Taken together, these contributions represent novel insights to the academic community.
[1] Fischler, Martin A., and Robert C. Bolles. "Random sample consensus: a paradigm for model fitting with applications to image analysis and automated cartography." Communications of the ACM 24.6 (1981): 381-395.
Dear reviewers,
We sincerely thank you again for your great efforts in reviewing this paper. As the Author-Reviewer discussion period is going to end soon, we want to know whether the reviewers have any additional questions based on our previous response. Please don’t hesitate to let us know if you have any remaining concerns.
Thank you,
The authors
All the reviewers recognized the strength of the paper: it’s an innovative approach to take on transferring off-the-shelf vision foundation models (VFMs) into a general segmentation model; the work created a new challenging & meaningful benchmark for one-shot and few-shot in-context segmentation; the experiments show remarkable generalization performance across various segmentation tasks; the model demonstrated strong performance not only on standard one-shot benchmarks but also on video object segmentation (VOS) benchmarks.

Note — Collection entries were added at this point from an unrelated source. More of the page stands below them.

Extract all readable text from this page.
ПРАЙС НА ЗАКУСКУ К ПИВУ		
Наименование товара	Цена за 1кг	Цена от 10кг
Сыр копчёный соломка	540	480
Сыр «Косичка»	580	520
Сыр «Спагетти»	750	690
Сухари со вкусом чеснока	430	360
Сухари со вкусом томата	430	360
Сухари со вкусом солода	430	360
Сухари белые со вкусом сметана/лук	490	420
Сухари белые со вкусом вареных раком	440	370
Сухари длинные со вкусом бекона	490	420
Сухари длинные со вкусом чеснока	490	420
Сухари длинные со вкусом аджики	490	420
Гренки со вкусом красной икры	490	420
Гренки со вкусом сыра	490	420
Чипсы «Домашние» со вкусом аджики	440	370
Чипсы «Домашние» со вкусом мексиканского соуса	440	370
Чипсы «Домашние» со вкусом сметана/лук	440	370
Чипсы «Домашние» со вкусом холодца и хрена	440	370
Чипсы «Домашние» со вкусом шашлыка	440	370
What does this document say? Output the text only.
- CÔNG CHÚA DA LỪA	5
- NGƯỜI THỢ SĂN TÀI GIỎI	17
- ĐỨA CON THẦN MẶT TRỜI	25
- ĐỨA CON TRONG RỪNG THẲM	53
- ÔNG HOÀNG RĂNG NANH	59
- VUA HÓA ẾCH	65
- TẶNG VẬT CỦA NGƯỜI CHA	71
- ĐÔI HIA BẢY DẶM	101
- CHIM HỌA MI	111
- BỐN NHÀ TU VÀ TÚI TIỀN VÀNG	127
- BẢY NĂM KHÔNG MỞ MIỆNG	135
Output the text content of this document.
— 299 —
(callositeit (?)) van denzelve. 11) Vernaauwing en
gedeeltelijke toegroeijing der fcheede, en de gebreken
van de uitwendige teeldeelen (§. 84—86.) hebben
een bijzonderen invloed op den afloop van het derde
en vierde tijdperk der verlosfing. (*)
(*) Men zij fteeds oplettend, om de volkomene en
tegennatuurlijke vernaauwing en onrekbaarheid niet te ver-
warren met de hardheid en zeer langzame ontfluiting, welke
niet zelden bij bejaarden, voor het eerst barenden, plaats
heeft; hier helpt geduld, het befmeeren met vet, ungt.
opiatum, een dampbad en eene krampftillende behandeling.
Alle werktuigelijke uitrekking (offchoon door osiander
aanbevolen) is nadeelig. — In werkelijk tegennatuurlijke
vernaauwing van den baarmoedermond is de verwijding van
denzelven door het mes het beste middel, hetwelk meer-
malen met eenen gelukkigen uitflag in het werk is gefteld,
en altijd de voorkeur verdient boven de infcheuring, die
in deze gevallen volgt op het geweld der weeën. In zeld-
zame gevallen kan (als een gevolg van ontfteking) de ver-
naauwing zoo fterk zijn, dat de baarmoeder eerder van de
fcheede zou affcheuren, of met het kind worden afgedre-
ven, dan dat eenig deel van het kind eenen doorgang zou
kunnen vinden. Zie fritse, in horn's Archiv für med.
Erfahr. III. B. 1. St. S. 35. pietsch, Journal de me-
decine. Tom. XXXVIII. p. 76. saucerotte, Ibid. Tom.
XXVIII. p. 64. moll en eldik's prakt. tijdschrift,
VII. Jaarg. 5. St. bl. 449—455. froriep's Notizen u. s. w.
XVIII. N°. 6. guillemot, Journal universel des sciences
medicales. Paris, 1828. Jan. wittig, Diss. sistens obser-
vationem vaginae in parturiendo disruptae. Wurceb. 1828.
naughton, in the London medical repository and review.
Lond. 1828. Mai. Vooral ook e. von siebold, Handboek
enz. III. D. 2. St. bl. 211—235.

Meanwhile, the reviewers also identified the weaknesses: the overall pipeline is deemed cumbersome and the final performance relies heavily on complicated instance-level matching (ILM) postprocessing; the impressive performance is attributed to an engineering ensemble of models rather than novel academic insight; the choice of image encoder might outweigh other designs in matcher as there is significant influence of different image encoders on performance; some comparisons in the experiments are not considered fair, particularly regarding the size of models and training datasets.
During the rebuttal, the authors provided good additional results and some of the reviewers raised their scores. The only reviewer R# zVyp, who remained slightly negative, unfortunately didn’t respond to the rebuttal even after the AC emailed the reviewer twice.
The AC feels that R# zVyp’s major concern, that the paper consists of a combination of foundation models and therefore lacks insight, is not valid as our community should be inclusive to new ideas and certainly foundation models were developed to be cornerstones for building more advanced/specialist models. The AC recommends “accept” as the paper demonstrated superior performance and the contribution is acknowledged by all three other reviewers.
为何不给更高分
The paper consists of a good combination of off-the-shelf vision foundation models and got good results, but orals/spotlights are reserved for papers with greater impact. I don't feel that this paper reached that impact compared to others in my batch.
为何不给更低分
The paper explored a new area with a lot of novel ideas and good results. Three of four reviewers recommended (marginal) accept. I think it will start a trend of using VFMs to do a lot of cool things.